This post began as a wordy series of observations jotted down as I explored the performance issue. Some of the “facts” that I declared along the way were quite wrong, so I am replacing the original with this summary, which I hope will be more readable, and know to be less misleading.
A pair of traces dumped from the processor while rendering a single citation showed the CSL nodes hit by the old and new versions of the APA style (originally linked to
hastebin, but since removed by their expiry rules, oops). The traces show the greater complexity of the new version. It hits 302 nodes, as compared with 175 nodes in the older version. It also has more deeply nested groups, reaching a maximum depth of 10 levels, as opposed to 6 levels in the previous version.
So the new APA version is more complex. But does that have a severe impact on performance? I initially thought that we were in deep water here, but it turns out that the answer is, “No, not really.”

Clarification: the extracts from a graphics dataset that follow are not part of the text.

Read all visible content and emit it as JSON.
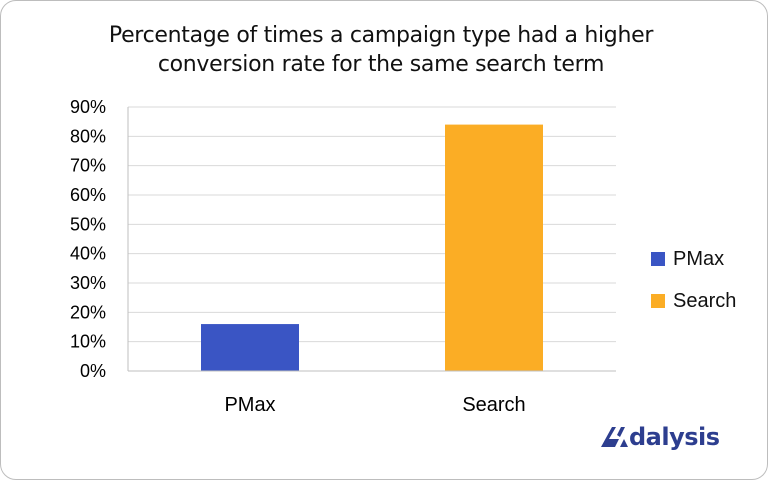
{
  "chart_data": {
    "type": "bar",
    "title_line1": "Percentage of times a campaign type had a higher",
    "title_line2": "conversion rate for the same search term",
    "categories": [
      "PMax",
      "Search"
    ],
    "values": [
      16,
      84
    ],
    "colors": [
      "#3a55c4",
      "#fbad25"
    ],
    "ylim": [
      0,
      90
    ],
    "y_ticks": [
      "0%",
      "10%",
      "20%",
      "30%",
      "40%",
      "50%",
      "60%",
      "70%",
      "80%",
      "90%"
    ],
    "y_tick_values": [
      0,
      10,
      20,
      30,
      40,
      50,
      60,
      70,
      80,
      90
    ],
    "xlabel": "",
    "ylabel": "",
    "grid": true,
    "legend_position": "right",
    "legend": [
      {
        "name": "PMax",
        "color": "#3a55c4"
      },
      {
        "name": "Search",
        "color": "#fbad25"
      }
    ]
  },
  "branding": {
    "logo_text": "dalysis",
    "logo_full": "Adalysis",
    "logo_color": "#2d3e8f"
  }
}
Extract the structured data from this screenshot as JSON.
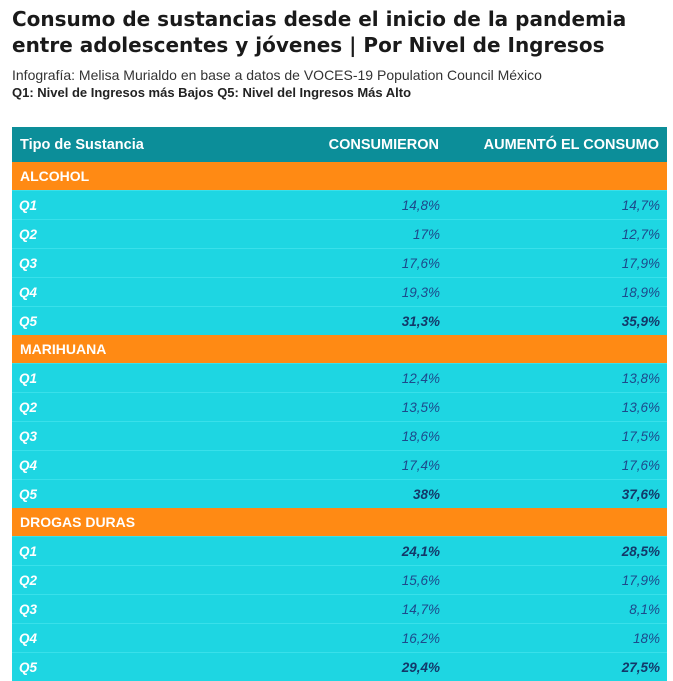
{
  "title": "Consumo de sustancias desde el inicio de la pandemia entre adolescentes y jóvenes | Por Nivel de Ingresos",
  "subtitle": "Infografía: Melisa Murialdo en base a datos de VOCES-19 Population Council México",
  "legend_note": "Q1: Nivel de Ingresos más Bajos Q5: Nivel del Ingresos Más Alto",
  "colors": {
    "header": "#0c8e99",
    "section": "#ff8a14",
    "row": "#1ed6e2",
    "value_text": "#1d4a8c"
  },
  "chart_data": {
    "type": "table",
    "columns": [
      "Tipo de Sustancia",
      "CONSUMIERON",
      "AUMENTÓ EL CONSUMO"
    ],
    "sections": [
      {
        "name": "ALCOHOL",
        "rows": [
          {
            "label": "Q1",
            "consumieron": "14,8%",
            "aumento": "14,7%"
          },
          {
            "label": "Q2",
            "consumieron": "17%",
            "aumento": "12,7%"
          },
          {
            "label": "Q3",
            "consumieron": "17,6%",
            "aumento": "17,9%"
          },
          {
            "label": "Q4",
            "consumieron": "19,3%",
            "aumento": "18,9%"
          },
          {
            "label": "Q5",
            "consumieron": "31,3%",
            "aumento": "35,9%",
            "highlight": true
          }
        ]
      },
      {
        "name": "MARIHUANA",
        "rows": [
          {
            "label": "Q1",
            "consumieron": "12,4%",
            "aumento": "13,8%"
          },
          {
            "label": "Q2",
            "consumieron": "13,5%",
            "aumento": "13,6%"
          },
          {
            "label": "Q3",
            "consumieron": "18,6%",
            "aumento": "17,5%"
          },
          {
            "label": "Q4",
            "consumieron": "17,4%",
            "aumento": "17,6%"
          },
          {
            "label": "Q5",
            "consumieron": "38%",
            "aumento": "37,6%",
            "highlight": true
          }
        ]
      },
      {
        "name": "DROGAS DURAS",
        "rows": [
          {
            "label": "Q1",
            "consumieron": "24,1%",
            "aumento": "28,5%",
            "highlight": true
          },
          {
            "label": "Q2",
            "consumieron": "15,6%",
            "aumento": "17,9%"
          },
          {
            "label": "Q3",
            "consumieron": "14,7%",
            "aumento": "8,1%"
          },
          {
            "label": "Q4",
            "consumieron": "16,2%",
            "aumento": "18%"
          },
          {
            "label": "Q5",
            "consumieron": "29,4%",
            "aumento": "27,5%",
            "highlight": true
          }
        ]
      }
    ]
  }
}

The new APA version does take substantially longer to instantiate when it is installed to the processor—roughly three times longer, at
87ms. In normal operation, though, instantiation is infrequent, since a built processor instance can and should be reused. A rise in build-time latency isn’t particularly worrying.
At the rendering level, the picture is much brighter. On my laptop, for a run of 1,000 citations + bibliography, I’m getting timings like
18803ms for the old APA version, against
19248ms for the new one, for a difference of
0.000445 seconds per citation.
I did trial runs with older and newer processor versions, and there isn’t much of a difference. In the course of exploring this issue, I made a few small tweaks that might speed things up very slightly for all styles, but the difference will be so small as to be lost in noise on anything short of a massive data set.
So congratulations to Brenton on a job well done!
PS: @Sebastian_Karcher Is that responsive?
PPS: As a followup note on this issue, I note an enviable report of 7-8ms rendering time in @Sylvester_Keil’s
citeproc-js is lagging a bit there. On the other hand, the test run discussed here was of incremental addition of citations to a document followed by output of the bibliography, so (apart from hardware differences) there would be some additional overhead for disambiguation operations, update reformatting, and DOM latency. All things considered, and to my surprise,
citeproc-js maybe isn’t doing too badly on the speed thing.